Abstract: Metamizole, also known as dipyrone, was introduced to the market nearly a century ago. Due to its excellent analgesic, antipyretic, and spasmolytic properties combined with its mostly favorable gastrointestinal tolerability, the drug was extensively applied worldwide during the first decades after its market introduction. Although rare, agranulocytosis is a well-known adverse event of metamizole and led to its withdrawal from the market in a number of countries beginning in the 1960s.

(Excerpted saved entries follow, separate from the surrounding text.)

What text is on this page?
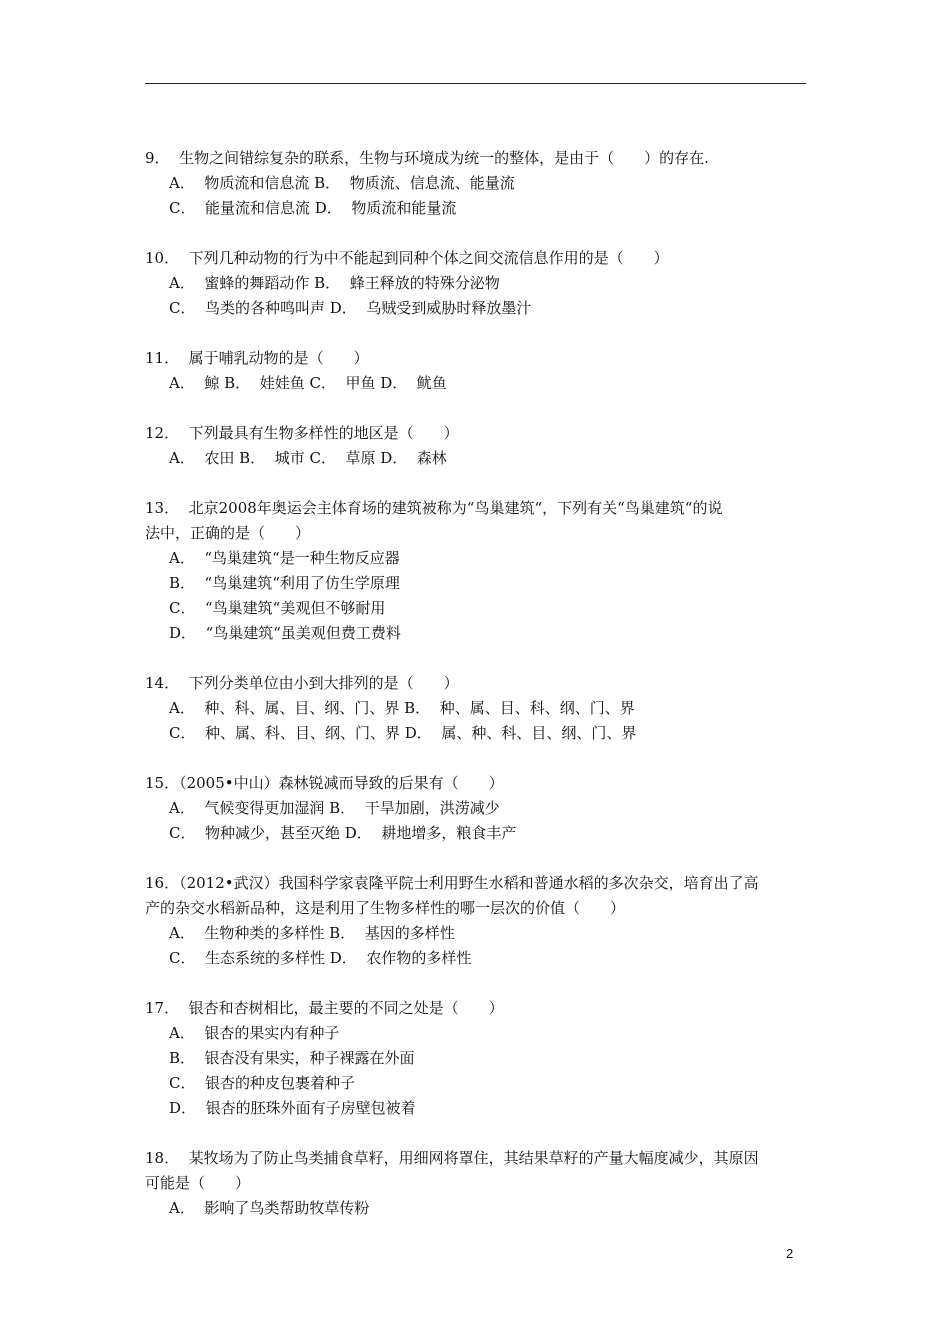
9．  生物之间错综复杂的联系，生物与环境成为统一的整体，是由于（　　）的存在.
A．  物质流和信息流 B．  物质流、信息流、能量流
C．  能量流和信息流 D．  物质流和能量流
10．  下列几种动物的行为中不能起到同种个体之间交流信息作用的是（　　）
A．  蜜蜂的舞蹈动作 B．  蜂王释放的特殊分泌物
C．  鸟类的各种鸣叫声 D．  乌贼受到威胁时释放墨汁
11．  属于哺乳动物的是（　　）
A．  鲸 B．  娃娃鱼 C．  甲鱼 D．  鱿鱼
12．  下列最具有生物多样性的地区是（　　）
A．  农田 B．  城市 C．  草原 D．  森林
13．  北京2008年奥运会主体育场的建筑被称为“鸟巢建筑“，下列有关“鸟巢建筑“的说
法中，正确的是（　　）
A．  “鸟巢建筑“是一种生物反应器
B．  “鸟巢建筑“利用了仿生学原理
C．  “鸟巢建筑“美观但不够耐用
D．  “鸟巢建筑“虽美观但费工费料
14．  下列分类单位由小到大排列的是（　　）
A．  种、科、属、目、纲、门、界 B．  种、属、目、科、纲、门、界
C．  种、属、科、目、纲、门、界 D．  属、种、科、目、纲、门、界
15．（2005•中山）森林锐减而导致的后果有（　　）
A．  气候变得更加湿润 B．  干旱加剧，洪涝减少
C．  物种减少，甚至灭绝 D．  耕地增多，粮食丰产
16．（2012•武汉）我国科学家袁隆平院士利用野生水稻和普通水稻的多次杂交，培育出了高
产的杂交水稻新品种，这是利用了生物多样性的哪一层次的价值（　　）
A．  生物种类的多样性 B．  基因的多样性
C．  生态系统的多样性 D．  农作物的多样性
17．  银杏和杏树相比，最主要的不同之处是（　　）
A．  银杏的果实内有种子
B．  银杏没有果实，种子裸露在外面
C．  银杏的种皮包裹着种子
D．  银杏的胚珠外面有子房壁包被着
18．  某牧场为了防止鸟类捕食草籽，用细网将罩住，其结果草籽的产量大幅度减少，其原因
可能是（　　）
A．  影响了鸟类帮助牧草传粉
2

Nevertheless, metamizole is still a frequently used drug worldwide either legally (by prescription in some countries, over the counter in other countries) or without official approval (especially by immigrants knowing the drug from their home countries) or even illegally (due to its growing application as an adulterant in illicit drugs). Metamizole undergoes extensive metabolism in the liver and cases of potential metamizole-associated hepatotoxicity have been described. Here, the literature is extensively reviewed for the first time regarding hepatic effects associated with the use of metamizole.